Scaling can be done in a manner similar to other platforms. Adding extra nodes to DC/OS is a piece of cake, while horizontal and vertical scaling is handled via Marathon (in some cases automatically in response to load). The whole platform has high availability designed into it (so long as multiple masters are used) and the services running on it are monitored by Marathon and restarted should they fail. Upgrades to DC/OS are ‘zero downtime’ with multiple deployment options available (such as rolling, blue/green and canary type scenarios). Finally, in addition to Zookeeper based service discovery, load balancing elements are built into DC/OS with Layer 4 (transport) and Layer 7 (application) choices available, automatic DNS endpoint generation, a handle CLI and a well-designed web front-end to show off to your boss.
To the clouds
Well, I’m sure you’re convinced by now that DC/OS is the answer to your dreams and can replace whatever hoary old stack you spend your days supporting at the moment. But don’t start destroying things just yet. Lets get an example stack stood up and ready to play with ahead of next month.
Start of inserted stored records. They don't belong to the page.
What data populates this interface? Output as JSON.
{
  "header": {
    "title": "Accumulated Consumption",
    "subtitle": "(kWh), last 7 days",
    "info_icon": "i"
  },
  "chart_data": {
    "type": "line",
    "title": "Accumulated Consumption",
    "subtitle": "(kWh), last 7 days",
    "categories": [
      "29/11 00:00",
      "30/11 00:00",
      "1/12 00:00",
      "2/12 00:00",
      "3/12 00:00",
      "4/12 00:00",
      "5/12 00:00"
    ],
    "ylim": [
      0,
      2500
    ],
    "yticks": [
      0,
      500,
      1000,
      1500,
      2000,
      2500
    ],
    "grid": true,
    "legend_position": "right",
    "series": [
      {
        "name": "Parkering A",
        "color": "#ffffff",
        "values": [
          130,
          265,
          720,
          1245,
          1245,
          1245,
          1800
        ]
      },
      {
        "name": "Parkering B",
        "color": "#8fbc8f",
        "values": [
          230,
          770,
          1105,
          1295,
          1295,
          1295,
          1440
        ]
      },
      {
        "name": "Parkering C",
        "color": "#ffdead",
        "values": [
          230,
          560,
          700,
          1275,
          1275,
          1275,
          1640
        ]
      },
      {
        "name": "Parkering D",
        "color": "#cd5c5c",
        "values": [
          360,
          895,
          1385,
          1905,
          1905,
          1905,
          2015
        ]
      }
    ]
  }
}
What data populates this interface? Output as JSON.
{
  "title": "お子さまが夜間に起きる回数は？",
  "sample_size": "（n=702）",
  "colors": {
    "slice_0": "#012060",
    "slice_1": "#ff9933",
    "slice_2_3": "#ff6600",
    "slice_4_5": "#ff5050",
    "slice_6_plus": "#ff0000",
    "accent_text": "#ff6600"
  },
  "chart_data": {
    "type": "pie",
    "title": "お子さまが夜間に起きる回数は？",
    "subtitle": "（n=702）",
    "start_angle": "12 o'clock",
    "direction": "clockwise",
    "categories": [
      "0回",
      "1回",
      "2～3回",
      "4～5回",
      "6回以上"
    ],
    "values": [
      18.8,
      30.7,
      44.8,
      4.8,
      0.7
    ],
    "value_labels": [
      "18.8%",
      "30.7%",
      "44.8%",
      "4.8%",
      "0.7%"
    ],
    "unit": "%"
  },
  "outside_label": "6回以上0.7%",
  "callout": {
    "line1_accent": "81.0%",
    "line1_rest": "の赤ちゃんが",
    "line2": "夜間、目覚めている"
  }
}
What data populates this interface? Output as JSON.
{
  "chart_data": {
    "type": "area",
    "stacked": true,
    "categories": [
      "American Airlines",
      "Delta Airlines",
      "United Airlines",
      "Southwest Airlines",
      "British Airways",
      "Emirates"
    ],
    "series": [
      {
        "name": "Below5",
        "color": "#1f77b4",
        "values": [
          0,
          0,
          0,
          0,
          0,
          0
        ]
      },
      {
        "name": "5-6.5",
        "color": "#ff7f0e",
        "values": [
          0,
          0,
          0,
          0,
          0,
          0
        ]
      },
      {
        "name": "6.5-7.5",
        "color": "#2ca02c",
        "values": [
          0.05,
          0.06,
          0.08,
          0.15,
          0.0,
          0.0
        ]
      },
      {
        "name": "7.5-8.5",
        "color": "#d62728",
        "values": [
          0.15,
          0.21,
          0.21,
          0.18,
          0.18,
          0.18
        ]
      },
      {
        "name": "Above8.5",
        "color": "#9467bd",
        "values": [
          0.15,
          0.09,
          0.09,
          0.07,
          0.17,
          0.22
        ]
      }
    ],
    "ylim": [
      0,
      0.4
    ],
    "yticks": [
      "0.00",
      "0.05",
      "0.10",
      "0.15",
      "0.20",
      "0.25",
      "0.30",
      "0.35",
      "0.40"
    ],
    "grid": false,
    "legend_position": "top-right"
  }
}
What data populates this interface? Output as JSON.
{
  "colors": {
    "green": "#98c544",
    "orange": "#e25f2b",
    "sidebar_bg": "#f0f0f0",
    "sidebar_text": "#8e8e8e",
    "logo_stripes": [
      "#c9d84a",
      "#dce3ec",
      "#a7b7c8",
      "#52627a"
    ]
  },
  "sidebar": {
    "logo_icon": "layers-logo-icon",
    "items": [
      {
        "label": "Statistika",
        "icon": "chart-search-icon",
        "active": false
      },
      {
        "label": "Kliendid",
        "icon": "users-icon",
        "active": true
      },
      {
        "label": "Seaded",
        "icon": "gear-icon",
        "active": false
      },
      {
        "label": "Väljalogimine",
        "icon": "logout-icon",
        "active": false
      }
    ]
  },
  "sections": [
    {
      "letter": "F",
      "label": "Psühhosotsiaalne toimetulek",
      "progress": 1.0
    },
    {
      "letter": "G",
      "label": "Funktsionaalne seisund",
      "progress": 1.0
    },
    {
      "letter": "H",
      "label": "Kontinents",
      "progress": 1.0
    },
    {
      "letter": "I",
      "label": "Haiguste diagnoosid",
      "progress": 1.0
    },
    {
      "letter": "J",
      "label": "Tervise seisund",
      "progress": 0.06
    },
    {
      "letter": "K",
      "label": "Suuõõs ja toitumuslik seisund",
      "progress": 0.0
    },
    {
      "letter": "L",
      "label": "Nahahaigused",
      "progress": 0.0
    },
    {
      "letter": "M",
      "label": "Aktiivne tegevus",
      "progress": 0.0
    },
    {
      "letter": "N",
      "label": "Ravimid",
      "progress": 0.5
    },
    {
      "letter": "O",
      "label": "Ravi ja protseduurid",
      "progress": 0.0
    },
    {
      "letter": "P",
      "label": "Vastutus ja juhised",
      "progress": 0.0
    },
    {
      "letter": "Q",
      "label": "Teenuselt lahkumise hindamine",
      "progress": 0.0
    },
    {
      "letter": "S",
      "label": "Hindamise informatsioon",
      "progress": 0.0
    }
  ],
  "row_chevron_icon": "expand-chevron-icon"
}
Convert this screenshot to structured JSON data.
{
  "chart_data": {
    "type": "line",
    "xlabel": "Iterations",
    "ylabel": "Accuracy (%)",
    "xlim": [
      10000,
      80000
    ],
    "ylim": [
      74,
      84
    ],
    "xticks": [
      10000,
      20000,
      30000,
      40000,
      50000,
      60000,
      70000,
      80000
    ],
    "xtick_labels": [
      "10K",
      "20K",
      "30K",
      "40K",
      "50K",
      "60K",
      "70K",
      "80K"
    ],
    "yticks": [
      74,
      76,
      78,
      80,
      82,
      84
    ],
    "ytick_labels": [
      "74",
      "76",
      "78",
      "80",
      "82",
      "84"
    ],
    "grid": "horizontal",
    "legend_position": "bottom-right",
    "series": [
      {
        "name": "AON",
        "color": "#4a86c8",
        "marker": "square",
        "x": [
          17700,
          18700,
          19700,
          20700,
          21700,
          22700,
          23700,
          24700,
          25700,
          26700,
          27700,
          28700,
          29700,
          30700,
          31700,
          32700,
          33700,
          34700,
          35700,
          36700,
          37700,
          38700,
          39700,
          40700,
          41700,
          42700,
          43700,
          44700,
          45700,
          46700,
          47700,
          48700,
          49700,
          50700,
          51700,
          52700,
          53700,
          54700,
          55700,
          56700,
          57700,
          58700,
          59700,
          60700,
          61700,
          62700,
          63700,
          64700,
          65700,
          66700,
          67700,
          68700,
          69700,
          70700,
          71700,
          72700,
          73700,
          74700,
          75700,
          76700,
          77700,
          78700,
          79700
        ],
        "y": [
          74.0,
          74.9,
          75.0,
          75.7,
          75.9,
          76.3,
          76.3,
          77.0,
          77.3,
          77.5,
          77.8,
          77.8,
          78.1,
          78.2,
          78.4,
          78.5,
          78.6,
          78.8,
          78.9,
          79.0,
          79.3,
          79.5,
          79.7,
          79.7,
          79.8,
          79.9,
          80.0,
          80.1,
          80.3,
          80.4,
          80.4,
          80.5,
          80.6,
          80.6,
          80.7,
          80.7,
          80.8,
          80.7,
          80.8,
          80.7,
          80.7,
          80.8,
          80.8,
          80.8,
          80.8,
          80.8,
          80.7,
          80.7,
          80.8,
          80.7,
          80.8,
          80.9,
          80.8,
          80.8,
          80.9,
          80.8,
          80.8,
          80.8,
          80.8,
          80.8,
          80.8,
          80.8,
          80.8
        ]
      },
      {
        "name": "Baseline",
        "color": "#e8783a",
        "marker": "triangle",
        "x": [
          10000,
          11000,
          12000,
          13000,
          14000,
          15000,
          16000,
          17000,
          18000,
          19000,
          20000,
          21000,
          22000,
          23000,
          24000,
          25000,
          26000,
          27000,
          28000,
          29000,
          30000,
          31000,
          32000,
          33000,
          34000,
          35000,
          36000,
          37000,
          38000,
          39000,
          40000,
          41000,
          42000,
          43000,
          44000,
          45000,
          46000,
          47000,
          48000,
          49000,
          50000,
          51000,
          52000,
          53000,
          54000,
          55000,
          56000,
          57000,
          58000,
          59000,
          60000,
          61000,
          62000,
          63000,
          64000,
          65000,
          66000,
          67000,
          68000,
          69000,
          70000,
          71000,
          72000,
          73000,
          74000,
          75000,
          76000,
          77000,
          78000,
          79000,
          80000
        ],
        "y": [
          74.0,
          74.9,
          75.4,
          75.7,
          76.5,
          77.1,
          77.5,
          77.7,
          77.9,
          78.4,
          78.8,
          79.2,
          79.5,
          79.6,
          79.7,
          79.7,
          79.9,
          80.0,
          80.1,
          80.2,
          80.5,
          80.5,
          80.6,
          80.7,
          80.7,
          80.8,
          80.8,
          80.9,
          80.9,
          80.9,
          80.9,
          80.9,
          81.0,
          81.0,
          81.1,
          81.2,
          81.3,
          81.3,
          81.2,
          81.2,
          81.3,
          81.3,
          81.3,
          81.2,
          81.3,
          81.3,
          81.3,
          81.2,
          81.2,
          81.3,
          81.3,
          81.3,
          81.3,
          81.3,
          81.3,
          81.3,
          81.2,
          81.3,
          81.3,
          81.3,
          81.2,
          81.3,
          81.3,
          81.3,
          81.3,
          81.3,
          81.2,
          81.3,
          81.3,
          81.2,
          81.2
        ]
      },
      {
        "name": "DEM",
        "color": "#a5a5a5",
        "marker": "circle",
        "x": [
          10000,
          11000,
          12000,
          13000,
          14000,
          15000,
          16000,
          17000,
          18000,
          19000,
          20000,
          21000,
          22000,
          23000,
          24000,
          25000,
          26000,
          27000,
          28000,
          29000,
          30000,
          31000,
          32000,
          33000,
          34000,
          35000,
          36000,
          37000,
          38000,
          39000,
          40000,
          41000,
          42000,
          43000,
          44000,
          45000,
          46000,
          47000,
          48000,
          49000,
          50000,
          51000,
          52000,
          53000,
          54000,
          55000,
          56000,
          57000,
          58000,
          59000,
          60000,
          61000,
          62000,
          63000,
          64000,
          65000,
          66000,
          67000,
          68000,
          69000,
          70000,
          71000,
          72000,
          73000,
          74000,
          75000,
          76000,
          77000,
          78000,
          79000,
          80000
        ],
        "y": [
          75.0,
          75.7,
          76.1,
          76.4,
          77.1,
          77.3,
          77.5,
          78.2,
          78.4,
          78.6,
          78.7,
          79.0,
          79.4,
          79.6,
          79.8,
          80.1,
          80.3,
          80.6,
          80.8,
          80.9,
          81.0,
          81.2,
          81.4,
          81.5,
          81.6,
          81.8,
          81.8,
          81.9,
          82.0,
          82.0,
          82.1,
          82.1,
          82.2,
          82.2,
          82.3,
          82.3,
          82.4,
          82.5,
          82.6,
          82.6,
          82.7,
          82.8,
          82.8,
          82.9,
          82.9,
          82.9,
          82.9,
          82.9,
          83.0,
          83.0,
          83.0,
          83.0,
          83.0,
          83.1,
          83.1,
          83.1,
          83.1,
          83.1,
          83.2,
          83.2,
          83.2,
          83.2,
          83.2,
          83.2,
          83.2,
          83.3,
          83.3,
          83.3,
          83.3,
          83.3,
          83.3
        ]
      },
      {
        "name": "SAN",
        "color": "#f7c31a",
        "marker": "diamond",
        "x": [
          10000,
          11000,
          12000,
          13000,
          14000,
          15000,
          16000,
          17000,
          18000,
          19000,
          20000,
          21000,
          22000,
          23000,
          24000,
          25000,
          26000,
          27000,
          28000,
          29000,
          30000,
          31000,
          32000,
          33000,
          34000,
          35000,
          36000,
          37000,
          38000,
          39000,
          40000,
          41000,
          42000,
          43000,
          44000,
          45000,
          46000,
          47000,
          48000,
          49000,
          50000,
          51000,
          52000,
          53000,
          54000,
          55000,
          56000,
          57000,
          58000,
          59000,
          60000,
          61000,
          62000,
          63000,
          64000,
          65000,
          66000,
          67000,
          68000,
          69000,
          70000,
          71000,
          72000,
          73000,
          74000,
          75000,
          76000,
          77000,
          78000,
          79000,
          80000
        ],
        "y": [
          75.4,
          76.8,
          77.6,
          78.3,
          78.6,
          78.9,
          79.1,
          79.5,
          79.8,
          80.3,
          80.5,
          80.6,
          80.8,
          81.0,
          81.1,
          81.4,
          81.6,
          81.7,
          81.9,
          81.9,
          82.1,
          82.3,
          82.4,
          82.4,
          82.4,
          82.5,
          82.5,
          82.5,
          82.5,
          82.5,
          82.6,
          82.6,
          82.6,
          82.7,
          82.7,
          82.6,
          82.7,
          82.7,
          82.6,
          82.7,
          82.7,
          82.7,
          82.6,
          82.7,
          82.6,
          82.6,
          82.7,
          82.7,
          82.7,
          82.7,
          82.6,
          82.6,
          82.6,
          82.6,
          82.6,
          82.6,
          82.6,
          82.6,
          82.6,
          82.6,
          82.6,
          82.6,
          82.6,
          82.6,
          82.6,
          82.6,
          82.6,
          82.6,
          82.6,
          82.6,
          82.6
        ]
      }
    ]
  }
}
For ease of use, I decided to use Azure this time around (other cloud providers are available) because I had some credit with them as a result of a subscription that I needed to use up! The things I do for the readers of LXF…
As it happens it was pretty straightforward to set up DC/ OS in this manner. Azure has a marketplace where it can be selected. After that, it was a couple of wizard type screens, similar to most other cloud providers if I’m honest. The DC/ OS install guide suggested choosing five agents in order to be able to use all the services it had available, and I had to supply an SSH public key (needed to access the system afterward). The whole operation took around eight minutes (at the second attempt—I tried to stand it up in the newer UK South location at first only to get an error that a particular machine type was unavailable at that location). But then I was presented with a variety of objects in my dashboard—virtual machines, load balancers, a new public IP address and some network security groups and interfaces.
From there I had to retrieve the value of ‘MASTERFQDN’ from the output of the deployment. This was the name of the system where I had to tunnel to in order to finally see the DC/ OS dashboard (and was a typically horrible cloud system type name: dcosmasterwqhhnwxtdytst.westeurope.cloudapp. azure.com or some such). Having had enough Microsoft branded screens for one day, I could now switch to good old fashioned SSH: $ ssh azureuser@dcosmasterwqhhnwxtdytst.westeurope. cloudapp.azure.com -p 2200 -L 8000:localhost:80
Firing up my browser and connecting to port 8000 on localhost brought up a nice login screen. Since I chose to enable OAuth authentication I was asked for a Google, GitHub or Microsoft account to use at this point. Entering my details (and two-factor details) I was presented with the initial dashboard screen which can be seen on this page. A brand new shiny DCOS installation ready for use! I took a quick flick through the screens which showed me my nodes, details of my newly formed cluster, a handful of packages I could install (such as Jenkins, GitLab, Cassandra and Spark) and the individual components available for me to try out.
Next month I’ll be doing just that—putting DC/OS through its paces to see how it compares to some of the other systems we’ve looked at over the last year.